Caerle a uno la breva en la boca, no es suerte poca.
Si quieres vivir sano, hazte viejo temprano.
Id a la feria y veréis como os va en ella.
Las indirectas del padre Cobos.
Aceitunas, una o dos, y si tomas muchas, válgame Dios.
Quién retozó de soltera, no diga nada de la ajena.
No compres de quien compró; compra de quien heredó, que no sabe lo que costó.
Una vez al año no hace daño.
Hechos son amores y no buenas razones.
El que amenaza, pierda la ocasión de la venganza.
Hablar sin pensar es tirar sin apuntar.
A lo que has de negarte, niégate cuanto antes.
A quien lucha y suda la suerte le ayuda.
Haz tu casa al solano y vivirás sano.
Más vale un palabra a tiempo, que cien a destiempo.
Un hombre puede lo que sabe
Boca con rodilla, y al rincón con almohadilla.
La ocasión llega, llama y no espera.
Al amigo y al caballo, no hay que cansarlos.
A la virtud, menester hace espaldas.
Mejor el demonio que te hace progresar, que el ángel que te amenaza.
Los amigos, el aceite y el vino deben ser viejos
Acércate a los buenos, y serás uno de ellos.
Zamarras y sermones no son para el tiempo de calores.
A bien obrar, bien pagar.
Más vale que se pierda una casa que no dos.
Huerto y molino, lo que producen no lo digas al vecino.
Mejor perdiz en la mano, que dos en el campo.

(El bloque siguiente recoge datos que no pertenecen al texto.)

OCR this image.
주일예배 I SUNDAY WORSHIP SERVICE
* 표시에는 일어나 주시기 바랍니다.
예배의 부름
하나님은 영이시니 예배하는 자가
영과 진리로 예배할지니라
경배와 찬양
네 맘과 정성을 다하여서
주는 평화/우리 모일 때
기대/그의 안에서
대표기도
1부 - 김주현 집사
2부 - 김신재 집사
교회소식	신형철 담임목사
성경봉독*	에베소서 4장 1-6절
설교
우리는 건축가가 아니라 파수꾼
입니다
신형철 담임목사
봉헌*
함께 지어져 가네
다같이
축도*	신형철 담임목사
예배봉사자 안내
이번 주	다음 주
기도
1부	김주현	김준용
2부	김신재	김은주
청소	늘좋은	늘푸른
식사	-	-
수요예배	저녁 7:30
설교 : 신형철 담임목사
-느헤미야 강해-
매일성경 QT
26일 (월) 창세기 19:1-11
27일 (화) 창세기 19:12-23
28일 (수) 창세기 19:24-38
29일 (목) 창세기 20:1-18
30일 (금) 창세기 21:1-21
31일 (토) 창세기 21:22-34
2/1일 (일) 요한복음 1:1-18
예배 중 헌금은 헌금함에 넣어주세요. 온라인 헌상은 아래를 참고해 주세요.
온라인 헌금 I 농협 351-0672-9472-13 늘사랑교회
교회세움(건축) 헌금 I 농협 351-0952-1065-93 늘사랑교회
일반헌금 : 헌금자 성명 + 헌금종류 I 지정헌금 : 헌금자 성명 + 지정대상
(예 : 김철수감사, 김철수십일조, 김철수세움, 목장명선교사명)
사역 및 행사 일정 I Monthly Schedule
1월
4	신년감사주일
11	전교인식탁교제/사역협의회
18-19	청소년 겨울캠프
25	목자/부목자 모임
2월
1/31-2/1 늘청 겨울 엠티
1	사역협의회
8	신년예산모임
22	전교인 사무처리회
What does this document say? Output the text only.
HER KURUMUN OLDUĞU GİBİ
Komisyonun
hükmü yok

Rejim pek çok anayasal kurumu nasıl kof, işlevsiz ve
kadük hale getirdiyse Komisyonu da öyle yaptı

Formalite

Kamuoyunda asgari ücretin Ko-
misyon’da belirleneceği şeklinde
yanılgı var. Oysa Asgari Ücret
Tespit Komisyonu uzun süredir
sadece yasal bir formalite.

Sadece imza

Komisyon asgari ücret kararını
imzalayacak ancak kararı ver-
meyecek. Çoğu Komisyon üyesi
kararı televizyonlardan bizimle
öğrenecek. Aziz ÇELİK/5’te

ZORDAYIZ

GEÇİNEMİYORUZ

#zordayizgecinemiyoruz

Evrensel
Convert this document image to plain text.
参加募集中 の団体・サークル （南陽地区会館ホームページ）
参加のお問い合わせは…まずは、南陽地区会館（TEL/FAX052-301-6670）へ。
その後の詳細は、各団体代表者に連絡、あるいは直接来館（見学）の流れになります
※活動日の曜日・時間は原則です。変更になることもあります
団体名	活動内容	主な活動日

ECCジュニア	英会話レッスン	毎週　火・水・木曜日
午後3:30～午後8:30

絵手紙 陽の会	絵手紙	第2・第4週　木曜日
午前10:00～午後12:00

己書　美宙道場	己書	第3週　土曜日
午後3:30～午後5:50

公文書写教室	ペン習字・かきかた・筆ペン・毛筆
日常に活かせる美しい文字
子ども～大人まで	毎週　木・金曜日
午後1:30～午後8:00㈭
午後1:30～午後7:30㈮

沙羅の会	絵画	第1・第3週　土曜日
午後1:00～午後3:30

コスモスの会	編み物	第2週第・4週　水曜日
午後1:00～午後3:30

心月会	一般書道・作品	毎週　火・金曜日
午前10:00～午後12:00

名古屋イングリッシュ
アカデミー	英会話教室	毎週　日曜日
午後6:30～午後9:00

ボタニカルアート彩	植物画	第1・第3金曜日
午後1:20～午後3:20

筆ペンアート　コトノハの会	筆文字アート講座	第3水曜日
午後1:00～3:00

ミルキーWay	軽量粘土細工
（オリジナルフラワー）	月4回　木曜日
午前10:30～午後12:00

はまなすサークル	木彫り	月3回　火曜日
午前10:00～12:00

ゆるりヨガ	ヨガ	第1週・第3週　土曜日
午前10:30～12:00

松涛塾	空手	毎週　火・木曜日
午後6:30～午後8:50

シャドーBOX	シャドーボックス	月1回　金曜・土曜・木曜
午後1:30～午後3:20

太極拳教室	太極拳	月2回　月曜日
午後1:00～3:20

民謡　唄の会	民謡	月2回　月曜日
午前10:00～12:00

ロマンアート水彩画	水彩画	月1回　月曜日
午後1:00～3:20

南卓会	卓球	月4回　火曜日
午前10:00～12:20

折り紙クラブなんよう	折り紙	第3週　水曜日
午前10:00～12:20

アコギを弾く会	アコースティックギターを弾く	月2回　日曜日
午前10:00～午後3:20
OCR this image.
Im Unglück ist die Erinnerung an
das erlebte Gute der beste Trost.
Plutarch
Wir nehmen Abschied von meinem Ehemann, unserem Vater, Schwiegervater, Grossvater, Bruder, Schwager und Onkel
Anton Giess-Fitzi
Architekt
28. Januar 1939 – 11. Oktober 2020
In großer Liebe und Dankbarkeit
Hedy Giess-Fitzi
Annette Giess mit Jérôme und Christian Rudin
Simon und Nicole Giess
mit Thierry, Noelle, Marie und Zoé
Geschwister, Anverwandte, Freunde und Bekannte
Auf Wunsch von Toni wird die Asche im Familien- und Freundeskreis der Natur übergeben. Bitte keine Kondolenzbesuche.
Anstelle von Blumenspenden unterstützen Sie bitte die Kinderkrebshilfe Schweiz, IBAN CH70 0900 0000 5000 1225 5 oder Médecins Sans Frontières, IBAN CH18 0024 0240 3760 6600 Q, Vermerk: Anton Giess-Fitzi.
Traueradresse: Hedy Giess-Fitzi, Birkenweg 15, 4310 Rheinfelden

Hay que coger al toro por los cuernos.
Hasta que a la meta no llegues, no te pongas los laureles. e Hasta que el cuerpo aguante.
Haber de todo, como en botica.
El corazón es un guía que los pies siguen
Tres estornudos, resfriado seguro.
Para torear y casarse hay que arrimarse.
Recoger las semillas de sésamo pasando por alto las sandías.
No repartas tus palabras a la gente común ni te asocies a uno demasiado expresivo de corazón.
A nuevos tiempos, nuevos usos.
Ni de burla ni deberas, con tu amo no partas peras.
No desees a la mujer del prójimo...date el gusto.
No hace falta ver los pensamientos; basta mirar la expresión de los rostros.
Lluvia y nieve por enero, son anuncios lisonjeros.